While Camden Yards is definitely home run friendly, it's a fairly neutral park overall, offense increases there just a little. This has been a team with about an average offense. But they're probably a little better than that. The Orioles best hitter is their hotshot rookie catcher, Adley Rutschman, who only came up in May, took a few weeks to get comfortable, and then decided to show the world that he was the best hitting catcher in all of baseball. Since the 4th of July, Rutschman is hitting .329/.477/.529 which is a pretty decent way to make your case (he's getting DH action on the days he's not behind the plate.) And while both Cedric Mullins and Anthony Santander got off to horrible starts, which are still dragging down their season numbers - they've both been much more like themselves these last couple of months. Which is pretty good, as you may recall. This is a deeper and more dangerous bunch of hitters than they had in April, although they will miss Trey Mancini, of course, (the Astros probably asked themselves - who could we get that no one anywhere could possibly boo?) But they have lots and lots of young prospects that they'd like to see in action.

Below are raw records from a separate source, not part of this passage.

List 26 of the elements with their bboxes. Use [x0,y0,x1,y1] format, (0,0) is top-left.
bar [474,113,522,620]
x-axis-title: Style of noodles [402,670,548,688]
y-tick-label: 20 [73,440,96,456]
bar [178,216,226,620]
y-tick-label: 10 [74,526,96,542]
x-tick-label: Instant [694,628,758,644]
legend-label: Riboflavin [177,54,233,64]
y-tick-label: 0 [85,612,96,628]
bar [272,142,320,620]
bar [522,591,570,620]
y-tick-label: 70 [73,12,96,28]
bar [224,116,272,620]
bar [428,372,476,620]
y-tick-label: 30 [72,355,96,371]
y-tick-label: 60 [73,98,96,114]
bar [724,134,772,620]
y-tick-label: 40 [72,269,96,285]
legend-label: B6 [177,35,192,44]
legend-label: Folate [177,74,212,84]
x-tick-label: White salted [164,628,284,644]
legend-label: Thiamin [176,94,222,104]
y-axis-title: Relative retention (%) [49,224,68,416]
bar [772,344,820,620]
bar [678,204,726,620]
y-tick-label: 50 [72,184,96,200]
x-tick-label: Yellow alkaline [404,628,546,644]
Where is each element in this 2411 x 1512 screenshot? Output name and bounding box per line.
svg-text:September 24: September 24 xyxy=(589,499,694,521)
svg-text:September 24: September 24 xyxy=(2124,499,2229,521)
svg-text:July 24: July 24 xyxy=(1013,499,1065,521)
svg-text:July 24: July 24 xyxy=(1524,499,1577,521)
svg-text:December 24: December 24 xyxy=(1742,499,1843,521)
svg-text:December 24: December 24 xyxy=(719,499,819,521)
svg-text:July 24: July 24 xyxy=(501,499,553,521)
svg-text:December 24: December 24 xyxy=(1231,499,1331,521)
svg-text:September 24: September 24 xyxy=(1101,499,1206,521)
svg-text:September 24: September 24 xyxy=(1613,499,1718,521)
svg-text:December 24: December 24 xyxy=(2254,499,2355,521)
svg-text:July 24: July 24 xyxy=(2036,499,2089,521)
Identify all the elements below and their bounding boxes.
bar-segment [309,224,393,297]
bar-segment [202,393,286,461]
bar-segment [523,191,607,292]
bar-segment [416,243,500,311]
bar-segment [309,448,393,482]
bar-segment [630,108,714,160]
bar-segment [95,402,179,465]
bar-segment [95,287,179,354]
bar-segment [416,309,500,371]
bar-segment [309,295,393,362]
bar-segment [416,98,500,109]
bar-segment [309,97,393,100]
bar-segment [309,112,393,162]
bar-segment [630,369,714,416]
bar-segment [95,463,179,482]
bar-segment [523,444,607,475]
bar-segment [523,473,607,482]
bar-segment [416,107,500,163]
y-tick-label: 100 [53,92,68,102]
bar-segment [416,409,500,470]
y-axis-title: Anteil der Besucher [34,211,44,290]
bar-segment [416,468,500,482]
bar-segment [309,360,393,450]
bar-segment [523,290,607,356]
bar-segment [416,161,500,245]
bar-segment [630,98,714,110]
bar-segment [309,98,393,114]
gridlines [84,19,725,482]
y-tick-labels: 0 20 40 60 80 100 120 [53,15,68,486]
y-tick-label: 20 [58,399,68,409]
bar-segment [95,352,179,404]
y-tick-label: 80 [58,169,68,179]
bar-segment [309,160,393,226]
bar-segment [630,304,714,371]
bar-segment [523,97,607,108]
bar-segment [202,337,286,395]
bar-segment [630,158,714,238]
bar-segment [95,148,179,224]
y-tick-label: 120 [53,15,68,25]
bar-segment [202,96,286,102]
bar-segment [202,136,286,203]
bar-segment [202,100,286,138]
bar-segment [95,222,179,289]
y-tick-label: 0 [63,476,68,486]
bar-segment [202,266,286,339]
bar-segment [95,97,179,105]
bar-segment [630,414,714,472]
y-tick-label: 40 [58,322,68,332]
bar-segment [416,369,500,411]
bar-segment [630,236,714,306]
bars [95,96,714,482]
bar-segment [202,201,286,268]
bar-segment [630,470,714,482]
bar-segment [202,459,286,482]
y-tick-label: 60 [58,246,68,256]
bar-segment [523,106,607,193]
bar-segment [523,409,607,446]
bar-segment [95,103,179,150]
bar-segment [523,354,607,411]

But the really shocking development is on the other side of the ball. Their pitching is pretty good. I repeat - Baltimore's pitching is pretty good. Only four AL staffs have a better ERA. Only four teams give up fewer runs. This is stunning, amazing, mind-boggling. Inconceivable, and I know what that word means. It's the Baltimore Orioles! How can this even be? What laws of man and nature have been overturned to make such wonders possible?
I bid you to remind yourself that it wasn't that long ago (2019) that the Orioles became the only team in the history of baseball to allow more than 300 home runs in a single season. It was just last year that their staff allowed 258 homers. Only four teams in history have allowed more - and of course one of those four was the 2019 Orioles. Only 22 teams in the history of baseball have allowed more runs than the Orioles did just last season, in a data set of 2,790 team seasons going back to 1893. (I maintain my Big Honking Database so I can pass along such astonishing tidbits!) When you rank 2,768th out of 2,790, success is not an option. But here they are. Succeeding. Waiting for Toronto to come to town.
This was not what the Blue Jays, and those of us who follow them, were expecting to encounter when August came around.
Well, as the poet says:
In proving foresight may be vain:
The best laid schemes o’ Mice an’ Men
Gang aft agley,
An’ lea’e us nought but grief an’ pain
Matchups!
Mon 8 Aug - Kikuchi (4-5, 4.86) vs Lyles (8-8, 4.40)
Tue 9 Aug - Manoah (12-5, 2.45) vs Bradish (1-4, 6.55)
Wed 10 Aug - Berrios (8-4, 5.19) vs Kremer (4-3, 3.43)
All three games are 7:05 starts. Do not take these guys lightly.